Thursday, November 12, 2015

Conway's experts



Yesterday, the Silk Road Intelligencer reported this:

“Kazakhstan wracked up a $4b current account deficit in the first nine months of 2015, the Central Bank said on Wednesday, a sharp drop from a surplus of over $6b during the same period last year.

“A country’s current account is the difference between government revenue and expenditure….”

Uh, no.  The current account usually refers to the difference between exports and imports.  The account is in deficit when it is negative – that is, when imports exceed exports.  This is the case in Kazakhstan this year because of low oil prices.  For better or worse, Kazakhstan’s economy is based on export revenues from oil and gas, which usually account for at least a fourth of the value of production on Kazakhstani soil (gross domestic product).

The difference between government revenues and spending is called the fiscal surplus.   When spending exceeds revenues, we have a fiscal deficit, which the government covers by borrowing. For instance, if the government receives $1 in tax payments and spends $3, it must borrow $2.

The Central Bank was talking about trade, not fiscal policy.
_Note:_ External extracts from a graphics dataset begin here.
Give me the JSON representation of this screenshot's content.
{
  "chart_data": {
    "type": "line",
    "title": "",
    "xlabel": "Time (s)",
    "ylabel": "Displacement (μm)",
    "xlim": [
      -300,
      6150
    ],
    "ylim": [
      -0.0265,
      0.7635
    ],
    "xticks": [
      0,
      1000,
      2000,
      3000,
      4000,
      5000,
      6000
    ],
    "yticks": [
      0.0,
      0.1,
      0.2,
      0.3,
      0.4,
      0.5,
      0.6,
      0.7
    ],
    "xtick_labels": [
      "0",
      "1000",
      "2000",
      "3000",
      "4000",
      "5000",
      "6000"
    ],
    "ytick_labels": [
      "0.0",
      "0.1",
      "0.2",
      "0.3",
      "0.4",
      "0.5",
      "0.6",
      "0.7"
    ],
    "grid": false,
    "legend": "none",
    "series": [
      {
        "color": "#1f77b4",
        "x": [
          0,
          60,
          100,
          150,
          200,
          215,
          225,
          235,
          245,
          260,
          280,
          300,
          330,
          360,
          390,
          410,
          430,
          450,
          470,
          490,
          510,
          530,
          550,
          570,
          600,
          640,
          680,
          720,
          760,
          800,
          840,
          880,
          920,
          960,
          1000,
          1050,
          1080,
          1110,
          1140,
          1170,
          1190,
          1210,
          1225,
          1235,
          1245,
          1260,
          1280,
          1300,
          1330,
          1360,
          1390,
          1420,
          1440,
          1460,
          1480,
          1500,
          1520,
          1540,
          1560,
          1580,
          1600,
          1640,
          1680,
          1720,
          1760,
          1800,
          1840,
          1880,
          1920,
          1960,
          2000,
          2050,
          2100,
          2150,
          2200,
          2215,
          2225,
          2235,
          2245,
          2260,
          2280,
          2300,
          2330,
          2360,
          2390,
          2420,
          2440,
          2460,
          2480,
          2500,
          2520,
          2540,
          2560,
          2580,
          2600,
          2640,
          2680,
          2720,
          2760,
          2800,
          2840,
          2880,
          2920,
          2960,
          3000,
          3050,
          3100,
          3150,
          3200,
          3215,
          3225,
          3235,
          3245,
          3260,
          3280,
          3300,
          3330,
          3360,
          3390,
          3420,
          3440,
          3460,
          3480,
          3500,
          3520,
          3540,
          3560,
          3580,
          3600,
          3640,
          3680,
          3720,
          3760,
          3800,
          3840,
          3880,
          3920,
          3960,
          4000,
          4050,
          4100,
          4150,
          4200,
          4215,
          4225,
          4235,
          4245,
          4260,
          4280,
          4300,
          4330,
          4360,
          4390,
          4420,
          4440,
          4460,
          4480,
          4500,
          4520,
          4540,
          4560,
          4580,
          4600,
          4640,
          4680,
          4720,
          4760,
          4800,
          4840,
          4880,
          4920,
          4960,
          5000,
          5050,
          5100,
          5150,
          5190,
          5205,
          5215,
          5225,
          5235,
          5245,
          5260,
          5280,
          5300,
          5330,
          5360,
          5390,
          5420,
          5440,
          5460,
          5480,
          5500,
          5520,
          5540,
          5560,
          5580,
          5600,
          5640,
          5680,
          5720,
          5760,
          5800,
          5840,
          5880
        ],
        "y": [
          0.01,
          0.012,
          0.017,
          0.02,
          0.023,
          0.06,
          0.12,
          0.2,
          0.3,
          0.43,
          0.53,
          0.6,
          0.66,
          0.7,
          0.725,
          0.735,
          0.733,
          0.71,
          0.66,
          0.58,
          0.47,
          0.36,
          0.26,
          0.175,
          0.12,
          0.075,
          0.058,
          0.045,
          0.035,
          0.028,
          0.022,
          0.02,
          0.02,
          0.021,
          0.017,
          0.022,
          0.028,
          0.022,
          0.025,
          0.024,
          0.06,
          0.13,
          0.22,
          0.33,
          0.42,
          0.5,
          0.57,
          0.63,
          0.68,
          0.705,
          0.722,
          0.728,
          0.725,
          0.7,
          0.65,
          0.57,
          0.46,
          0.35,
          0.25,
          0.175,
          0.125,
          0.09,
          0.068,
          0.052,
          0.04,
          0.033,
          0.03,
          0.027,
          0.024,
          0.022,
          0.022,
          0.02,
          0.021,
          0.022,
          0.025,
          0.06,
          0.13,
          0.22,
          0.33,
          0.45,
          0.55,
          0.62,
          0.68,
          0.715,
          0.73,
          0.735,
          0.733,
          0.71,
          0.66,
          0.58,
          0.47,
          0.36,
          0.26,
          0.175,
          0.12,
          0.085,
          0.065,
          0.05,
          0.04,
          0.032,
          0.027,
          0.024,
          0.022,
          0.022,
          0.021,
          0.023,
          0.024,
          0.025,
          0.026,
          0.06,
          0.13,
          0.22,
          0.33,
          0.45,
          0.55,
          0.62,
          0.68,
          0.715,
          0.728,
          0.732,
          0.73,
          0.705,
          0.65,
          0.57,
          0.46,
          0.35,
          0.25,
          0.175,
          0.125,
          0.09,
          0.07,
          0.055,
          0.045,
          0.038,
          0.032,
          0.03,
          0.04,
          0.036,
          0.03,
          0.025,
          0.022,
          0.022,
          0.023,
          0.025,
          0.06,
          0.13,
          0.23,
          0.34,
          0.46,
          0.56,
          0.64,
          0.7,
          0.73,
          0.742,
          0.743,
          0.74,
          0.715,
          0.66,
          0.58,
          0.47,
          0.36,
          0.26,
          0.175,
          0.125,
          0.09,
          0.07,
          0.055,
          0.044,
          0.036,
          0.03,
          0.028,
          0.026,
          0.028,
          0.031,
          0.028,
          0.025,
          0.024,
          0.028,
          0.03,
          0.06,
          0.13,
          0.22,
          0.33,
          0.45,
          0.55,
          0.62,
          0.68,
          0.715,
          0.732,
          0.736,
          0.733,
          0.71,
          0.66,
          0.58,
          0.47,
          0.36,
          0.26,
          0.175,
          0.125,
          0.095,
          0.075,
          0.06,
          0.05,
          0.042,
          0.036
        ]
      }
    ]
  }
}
Unfortunately, English-language coverage of Central Asian economics is abysmal.  This latest gaffe from The Conway Bulletin is just another example.  Leon Taylor tayloralmaty@gmail.com


Notes

Technically, the current account also includes international income transfers, but these play a minor role in the account.  As the media use the term, the “current account” almost always refers to net exports of goods and services. If you’d prefer a more precise term for net exports, try “the balance of trade.”


Good reading

Paul Krugman and Maurice Obstfeld.  International economics: Theory and policy.  Eighth edition.  Clear and authoritative.